Les plantes utilisées depuis la Grèce antique
Pour calmer ses maux, l’homme s’est depuis toujours servi des plantes. Il leur a attribué des pouvoirs magiques, puis a appris peu à peu à discerner leurs propriétés. En Occident, dans la Grèce antique, Hippocrate (460-377 av. J.-C.), surnommé le père de la médecine, recommandait déjà l’asperge et l’ail pour leurs vertus diurétiques, le pavot comme hypnotique et les feuilles de saule pour soulager douleurs et fièvre… Au début de notre ère, un autre médecin grec, Dioscoride, établit le premier herbier des plantes médicinales. Traduit en arabe et en persan, ce traité sera utilisé quelques siècles plus tard par les savants musulmans, qui influenceront les grandes universités de l’époque, notamment celle de Montpellier, le centre européen le plus réputé en botanique.

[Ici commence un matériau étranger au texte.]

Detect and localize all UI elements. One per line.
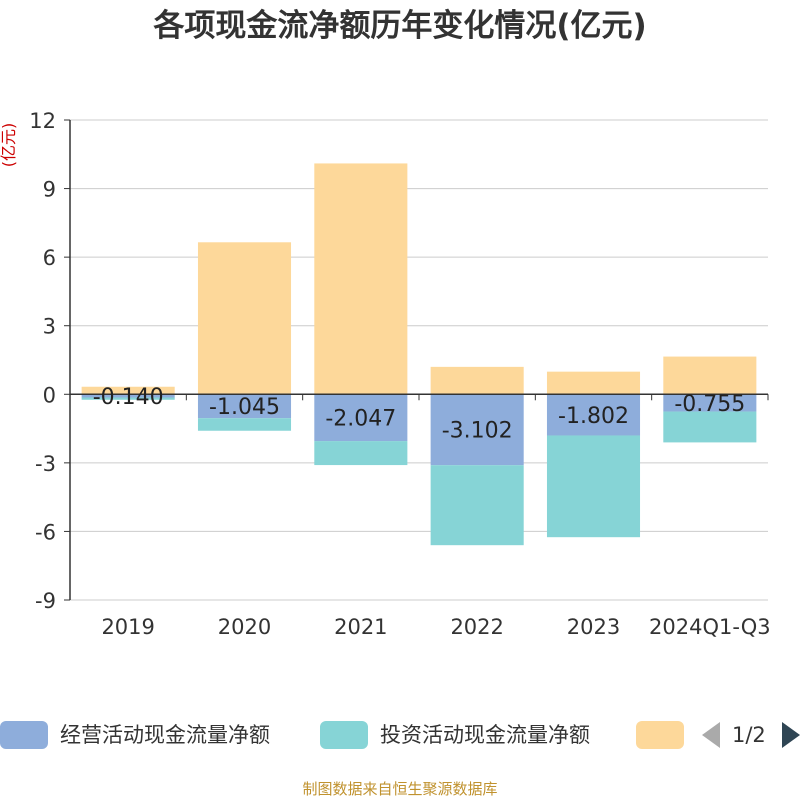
y-tick-label: 9 xyxy=(43,178,56,202)
bar-series1-2023 xyxy=(546,435,641,538)
x-tick-label: 2024Q1-Q3 xyxy=(649,615,771,639)
bar-series2-2024Q1-Q3 xyxy=(663,356,757,395)
bar-series0-2024Q1-Q3 xyxy=(663,394,757,412)
legend-page-indicator: 1/2 xyxy=(732,723,766,747)
chart-title: 各项现金流净额历年变化情况(亿元) xyxy=(153,8,647,44)
bar-series2-2020 xyxy=(197,242,292,395)
chevron-left-icon[interactable] xyxy=(702,722,720,748)
y-axis-label: (亿元) xyxy=(0,123,18,168)
data-label: -1.802 xyxy=(558,404,629,429)
y-tick-label: -3 xyxy=(35,452,56,476)
data-label: -3.102 xyxy=(442,419,513,444)
legend-label-operating: 经营活动现金流量净额 xyxy=(60,723,270,747)
data-label: -1.045 xyxy=(209,395,280,420)
bar-series2-2023 xyxy=(546,371,641,395)
legend-label-investing: 投资活动现金流量净额 xyxy=(380,723,590,747)
bar-series1-2022 xyxy=(430,465,524,546)
data-label: -0.140 xyxy=(93,385,164,410)
bar-series0-2021 xyxy=(314,394,408,442)
x-tick-label: 2019 xyxy=(101,615,154,639)
legend-swatch-third xyxy=(636,721,684,749)
bar-series0-2019 xyxy=(81,394,175,398)
legend: 经营活动现金流量净额 投资活动现金流量净额 1/2 xyxy=(0,712,800,756)
x-tick-label: 2020 xyxy=(218,615,271,639)
bar-chart: 12 9 6 3 0 -3 -6 -9 (亿元) -0.140 -1.045 -2.047 -3.102… xyxy=(0,109,771,639)
bar-series0-2022 xyxy=(430,394,524,466)
bar-series1-2021 xyxy=(314,441,408,466)
bar-series0-2023 xyxy=(546,394,641,436)
bar-series1-2019 xyxy=(81,397,175,400)
y-tick-label: 0 xyxy=(43,383,56,407)
bar-series2-2021 xyxy=(314,163,408,395)
chevron-right-icon[interactable] xyxy=(782,722,800,748)
y-tick-label: 6 xyxy=(43,246,56,270)
y-tick-label: 3 xyxy=(43,315,56,339)
source-note: 制图数据来自恒生聚源数据库 xyxy=(302,780,498,798)
legend-swatch-operating xyxy=(0,721,48,749)
x-tick-label: 2023 xyxy=(567,615,620,639)
bar-series1-2024Q1-Q3 xyxy=(663,411,757,443)
y-tick-label: 12 xyxy=(29,109,56,133)
bar-series2-2022 xyxy=(430,366,524,395)
legend-swatch-investing xyxy=(320,721,368,749)
y-tick-label: -9 xyxy=(35,589,56,613)
legend-pager: 1/2 xyxy=(702,718,800,748)
x-tick-label: 2022 xyxy=(450,615,503,639)
bar-series1-2020 xyxy=(197,418,292,431)
x-tick-label: 2021 xyxy=(334,615,387,639)
data-label: -2.047 xyxy=(325,407,396,432)
y-tick-label: -6 xyxy=(35,520,56,544)
bar-series2-2019 xyxy=(81,386,175,395)
data-label: -0.755 xyxy=(674,392,745,417)
bar-series0-2020 xyxy=(197,394,292,419)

Grâce aux échanges avec l’Afrique et l’Asie, la pharmacopée végétale occidentale va s’enrichir de nombreuses plantes et épices exotiques. On y trouvera désormais camphre, gingembre, cannelle, noix muscade, santal, curcuma, ginseng ou séné. Mais qu’il s’agisse de plantes locales ou de végétaux d’origine plus lointaine, leur usage sera longtemps basé sur des croyances plus ou moins fantaisistes. Pendant tout le Moyen Âge, superstitions, magie et observations empiriques s’entremêlent dans la thérapeutique par les plantes. À partir de la Renaissance, la science va, pour la première fois, rejeter les élixirs d’alchimiste et autres remèdes magiques. Les plantes locales, soigneusement récoltées, sont largement employées sous forme de tisane, de décoction ou d’onguent : elles constituent l’essentiel des traitements dont on dispose pour se soigner, selon des formules transmises par la tradition.
Il faudra attendre le début du XIXe siècle et les travaux des chimistes de cette époque (dont beaucoup étaient aussi pharmaciens) pour que les principes actifs des plantes commencent à être isolés. On réussit à extraire et à identifier de nombreuses molécules actives : la morphine de l’opium du pavot, la colchicine du colchique, l’atropine de la belladone, la quinine des écorces du quinquina, la théobromine du cacao, etc. La découverte de la digitaline date de la même époque. À la fin du XVIIIe siècle, un médecin et botaniste anglais, le Dr William Withering, s’intéresse à cette plante largement utilisée en médecine populaire contre la rétention d’eau. Il arrache le secret de son utilisation à une guérisseuse, qui le tenait elle-même d’une transmission familiale depuis des générations de guérisseurs. En 1785, il publie une étude sur la digitale, et signale son action diurétique et son influence bénéfique sur certaines « faiblesses cardiaques ». Des essais cliniques commencèrent dès 1809 avec des extraits de la feuille. Mais ce n’est que plusieurs années plus tard qu’un pharmacien français, Claude Adolphe Nativel, réussit à isoler le principe actif de la plante, la digitaline. La digitale laineuse représente aujourd’hui la base de nombreuses spécialités pharmaceutiques destinées à soigner certaines insuffisances cardiaques.